Invité de l'émission Forum pour expliquer son projet, Balthasar Glättli a estimé que le moment était opportun pour la création d'une telle charte. "Je considère qu'aucun parti n'a pour l'instant utilisé cette technologie pour dénigrer ses opposants. C'est donc un bon moment pour se mettre d'accord, afin de garantir cette confiance en la démocratie", explique-t-il.
Pour le Zurichois, le risque est bien réel et a déjà été constaté dans d'autres pays. D'après lui, ce sont surtout les solutions facilitées de montage qui posent problème. "Il faut garder cette confiance dans les arguments. Dans les textes, on peut en effet depuis longtemps mettre de faux arguments, mais on a quand même l'expérience pour faire un tri. La photographie reste par contre considérée comme un argument vrai, ce qui ne devrait pourtant plus être le cas aujourd'hui", développe-t-il.
Et d'ajouter: "Photoshop existe depuis des années. Les Soviétiques étaient déjà capables d'effacer des images de tous ceux qui n'étaient plus au pouvoir, mais tout cela nécessitait du travail. Maintenant, cela peut se faire en quelques secondes seulement. C'est ça la différence et c'est la raison pour laquelle c'est beaucoup plus dangereux."

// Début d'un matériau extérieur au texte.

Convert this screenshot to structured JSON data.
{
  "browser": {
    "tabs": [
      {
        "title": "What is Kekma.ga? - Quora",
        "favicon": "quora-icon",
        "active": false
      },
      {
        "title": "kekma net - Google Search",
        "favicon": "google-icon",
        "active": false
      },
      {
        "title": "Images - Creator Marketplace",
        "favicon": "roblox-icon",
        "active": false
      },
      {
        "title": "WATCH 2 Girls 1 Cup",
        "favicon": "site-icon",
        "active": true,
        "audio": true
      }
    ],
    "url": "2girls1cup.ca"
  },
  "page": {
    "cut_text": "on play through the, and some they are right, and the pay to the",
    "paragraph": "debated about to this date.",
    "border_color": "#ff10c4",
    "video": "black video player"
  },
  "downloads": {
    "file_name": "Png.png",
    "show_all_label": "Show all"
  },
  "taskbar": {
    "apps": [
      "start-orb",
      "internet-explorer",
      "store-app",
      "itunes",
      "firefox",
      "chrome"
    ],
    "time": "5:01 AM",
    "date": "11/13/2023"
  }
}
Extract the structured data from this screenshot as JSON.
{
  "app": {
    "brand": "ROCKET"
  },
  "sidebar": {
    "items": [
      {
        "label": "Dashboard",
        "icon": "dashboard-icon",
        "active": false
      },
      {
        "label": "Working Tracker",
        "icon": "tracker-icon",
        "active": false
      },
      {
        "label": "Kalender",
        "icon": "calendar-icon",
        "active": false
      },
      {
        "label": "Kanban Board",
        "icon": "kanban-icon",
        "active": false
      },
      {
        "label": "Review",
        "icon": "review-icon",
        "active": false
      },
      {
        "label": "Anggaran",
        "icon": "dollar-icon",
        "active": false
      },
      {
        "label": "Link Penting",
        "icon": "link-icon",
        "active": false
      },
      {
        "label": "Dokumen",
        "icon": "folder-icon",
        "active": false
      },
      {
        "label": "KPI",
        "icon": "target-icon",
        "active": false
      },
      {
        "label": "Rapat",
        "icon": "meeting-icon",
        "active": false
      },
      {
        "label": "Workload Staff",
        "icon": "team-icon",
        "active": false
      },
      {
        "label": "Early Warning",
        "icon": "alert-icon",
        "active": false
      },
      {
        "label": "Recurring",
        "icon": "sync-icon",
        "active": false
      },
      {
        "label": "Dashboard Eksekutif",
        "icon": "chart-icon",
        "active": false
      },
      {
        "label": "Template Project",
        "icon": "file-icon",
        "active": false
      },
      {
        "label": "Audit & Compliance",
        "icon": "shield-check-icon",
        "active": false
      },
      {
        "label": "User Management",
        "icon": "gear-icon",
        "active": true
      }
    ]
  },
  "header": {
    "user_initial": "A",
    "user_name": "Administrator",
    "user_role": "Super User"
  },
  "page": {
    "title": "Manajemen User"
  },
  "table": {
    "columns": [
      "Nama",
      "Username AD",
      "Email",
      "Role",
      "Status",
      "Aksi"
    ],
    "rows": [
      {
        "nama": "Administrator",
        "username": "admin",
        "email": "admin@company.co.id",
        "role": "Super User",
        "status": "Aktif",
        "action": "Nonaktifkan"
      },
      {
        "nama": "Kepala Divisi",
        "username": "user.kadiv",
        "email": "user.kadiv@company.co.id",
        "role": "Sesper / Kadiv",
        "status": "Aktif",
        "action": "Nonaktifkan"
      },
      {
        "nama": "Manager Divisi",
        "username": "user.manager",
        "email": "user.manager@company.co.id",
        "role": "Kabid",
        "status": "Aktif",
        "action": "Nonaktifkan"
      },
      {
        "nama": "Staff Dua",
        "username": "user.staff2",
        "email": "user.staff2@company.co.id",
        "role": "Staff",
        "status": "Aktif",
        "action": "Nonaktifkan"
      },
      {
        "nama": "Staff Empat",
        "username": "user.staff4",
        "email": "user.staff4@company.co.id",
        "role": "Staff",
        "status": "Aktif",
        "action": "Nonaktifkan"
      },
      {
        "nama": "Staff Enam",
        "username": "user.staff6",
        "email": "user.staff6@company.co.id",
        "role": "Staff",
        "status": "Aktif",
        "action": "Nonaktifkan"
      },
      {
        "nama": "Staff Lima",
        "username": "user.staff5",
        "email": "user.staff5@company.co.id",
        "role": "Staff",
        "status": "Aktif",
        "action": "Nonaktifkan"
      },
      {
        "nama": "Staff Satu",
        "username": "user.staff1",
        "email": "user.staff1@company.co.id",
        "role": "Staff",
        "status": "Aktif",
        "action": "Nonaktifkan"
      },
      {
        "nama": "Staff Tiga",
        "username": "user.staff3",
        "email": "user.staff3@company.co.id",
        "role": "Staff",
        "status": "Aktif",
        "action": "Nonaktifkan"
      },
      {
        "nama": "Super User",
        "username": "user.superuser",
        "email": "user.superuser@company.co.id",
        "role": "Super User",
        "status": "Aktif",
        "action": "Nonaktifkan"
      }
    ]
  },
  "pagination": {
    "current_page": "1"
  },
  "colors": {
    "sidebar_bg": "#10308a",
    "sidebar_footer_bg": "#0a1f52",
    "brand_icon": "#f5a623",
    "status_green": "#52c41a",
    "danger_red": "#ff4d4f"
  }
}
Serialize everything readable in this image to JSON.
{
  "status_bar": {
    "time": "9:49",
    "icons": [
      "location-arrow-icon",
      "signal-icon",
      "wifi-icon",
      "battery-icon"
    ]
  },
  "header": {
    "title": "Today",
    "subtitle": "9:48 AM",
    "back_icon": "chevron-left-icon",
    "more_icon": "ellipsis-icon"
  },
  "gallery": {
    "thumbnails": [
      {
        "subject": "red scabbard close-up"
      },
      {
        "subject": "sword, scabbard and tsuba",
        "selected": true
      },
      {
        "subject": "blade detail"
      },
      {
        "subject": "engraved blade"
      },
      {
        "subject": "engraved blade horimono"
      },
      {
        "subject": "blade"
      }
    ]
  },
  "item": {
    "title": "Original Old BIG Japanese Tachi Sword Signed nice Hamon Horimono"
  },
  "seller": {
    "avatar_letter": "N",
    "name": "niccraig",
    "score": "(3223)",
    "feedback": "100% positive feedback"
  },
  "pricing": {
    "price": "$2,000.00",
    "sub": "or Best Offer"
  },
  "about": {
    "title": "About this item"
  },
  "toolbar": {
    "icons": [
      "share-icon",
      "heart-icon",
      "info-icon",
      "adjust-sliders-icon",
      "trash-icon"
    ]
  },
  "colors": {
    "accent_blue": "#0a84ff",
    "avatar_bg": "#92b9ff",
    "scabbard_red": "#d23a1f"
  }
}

Continuer à avoir confiance dans les partis
Le conseiller national juge par ailleurs important de continuer à faire la différence entre une utilisation bienveillante et malveillante de cette technologie. "On ne veut pas du tout interdire tous les aspects de l'intelligence artificielle, qui peuvent s'avérer productifs. Ce qu'on veut, c'est que les gens puissent continuer à faire confiance aux grands partis qui font campagne avec des images, des vidéos ou des extraits de sons. Il faut qu'ils soient certains que ce ne sont pas des faux, construits par l'IA", argumente-t-il.
On ne veut pas du tout interdire tous les aspects de l'intelligence artificielle, qui peuvent s'avérer productifs
La proposition devrait être soumise cet été et le président des Verts se dit confiant quant à son issue. "J'ai la tâche de créer un texte qui sera discuté durant la session d'été et j'imagine qu'on pourra se mettre d'accord au cours de cette session", conclut-il.
Pas de risque zéro
Si la plupart des grands partis de Suisse semblent prêts à souscrire à une charte de bonne conduite concernant l'IA, les risques durant les campagnes et les élections ne pourront pas tous être résolus.
Les fausses images, vidéos ou sons, pourront continuer à être générés par des tiers, des personnes hors partis. Les campagnes de dénigrement pourront par ailleurs toujours continuer à être orchestrées depuis l'étranger.
Cette charte éthique aura alors surtout le rôle de mettre les partis d'accord sur un "standard minimum", à même de maintenir un socle de confiance entre la population et le monde politique.
Sujet et interview radio: Céline Fontannaz et Mehmet Gultas
Adaptation web: Tristan Hertig
Une technologie déjà utilisée par les partis
En Suisse, plusieurs partis reconnaissent déjà utiliser des outils proposés par des intelligences artificielles. Cela concerne notamment la production de textes ou d'images.
Les Vert'libéraux se servent ainsi de logiciels de traductions et du fameux ChatGPT pour générer des propositions de titres ou des brouillons de tweets. Le secrétariat se refuse par contre pour l'instant à utiliser cet outil pour rédiger des discours.
ChatGPT a aussi fait son entrée au PLR. Le parti a notamment testé la production d'un premier communiqué de presse via cet outil. Selon le responsable de la communication du parti, le résultat n'a toutefois pas été très enthousiasmant, car il a fallu un important travail de réécriture avant publication.
Les Verts sont eux en train d'élaborer un guide de bonnes pratiques pour leur usage interne. Le parti dit ne pas exclure d'utiliser l'intelligence artificielle, notamment pour accélérer certains processus internes, comme les réponses à des commentaires haineux.